Purely as a matter of courtesy and rapport-building, the lawyers should work to end each conversation with an individual juror in such a way that neither the juror nor his fellow jurors feel that you have any disrespect for the juror’s views, or for the juror as a person, as a result of his or her candor. You can thank the juror for being frank, make sure that you have come to “closure” with the juror, and move on, without necessarily validating the juror’s views.
Any fool can exercise a peremptory challenge, but the real art in jury selection is persuading the judge to excuse “for cause” a juror whom you feel ought to be disqualified from hearing your case. I try to have the juror agree that it would be difficult for them to consider a case such as the one which has been described to them, or commit to an agreement that they would not want a juror with their notions or preconceived ideas considering this case if they were in the shoes of my client. I typically turn to the judge and “ask that Ms.
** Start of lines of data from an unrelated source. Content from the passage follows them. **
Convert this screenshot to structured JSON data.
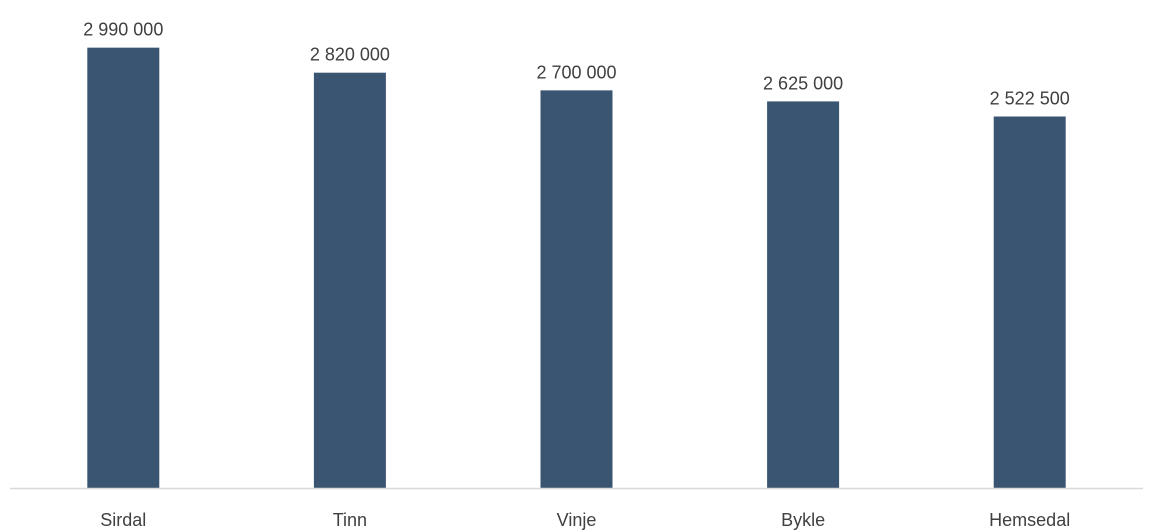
{
  "colors": {
    "bar": "#3a5571",
    "axis": "#d9d9d9",
    "text": "#404040",
    "background": "#ffffff"
  },
  "chart_data": {
    "type": "bar",
    "categories": [
      "Sirdal",
      "Tinn",
      "Vinje",
      "Bykle",
      "Hemsedal"
    ],
    "values": [
      2990000,
      2820000,
      2700000,
      2625000,
      2522500
    ],
    "data_labels": [
      "2 990 000",
      "2 820 000",
      "2 700 000",
      "2 625 000",
      "2 522 500"
    ],
    "title": "",
    "xlabel": "",
    "ylabel": "",
    "ylim": [
      0,
      3300000
    ],
    "grid": false,
    "legend": "none",
    "y_axis_visible": false
  }
}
Doe be excused for cause, given her concerns about her ability to be fair to my client.” I shudder whenever I hear a lawyer turn to the judge and ask “that juror number 5 be stricken for cause,” as it gives all of the jurors the impression that the bailiff might just unholster his pistol and take care of the matter on the spot. Even assuming the challenge for cause is sustained, that attorney has likely made it difficult to obtain candid responses from the “surviving” jurors.
These precepts are not easy to master, but lawyers who have these techniques firmly in hand can be confident that they are taking fullest advantage of their one chance to make a good first impression upon the jurors who will decide their cases.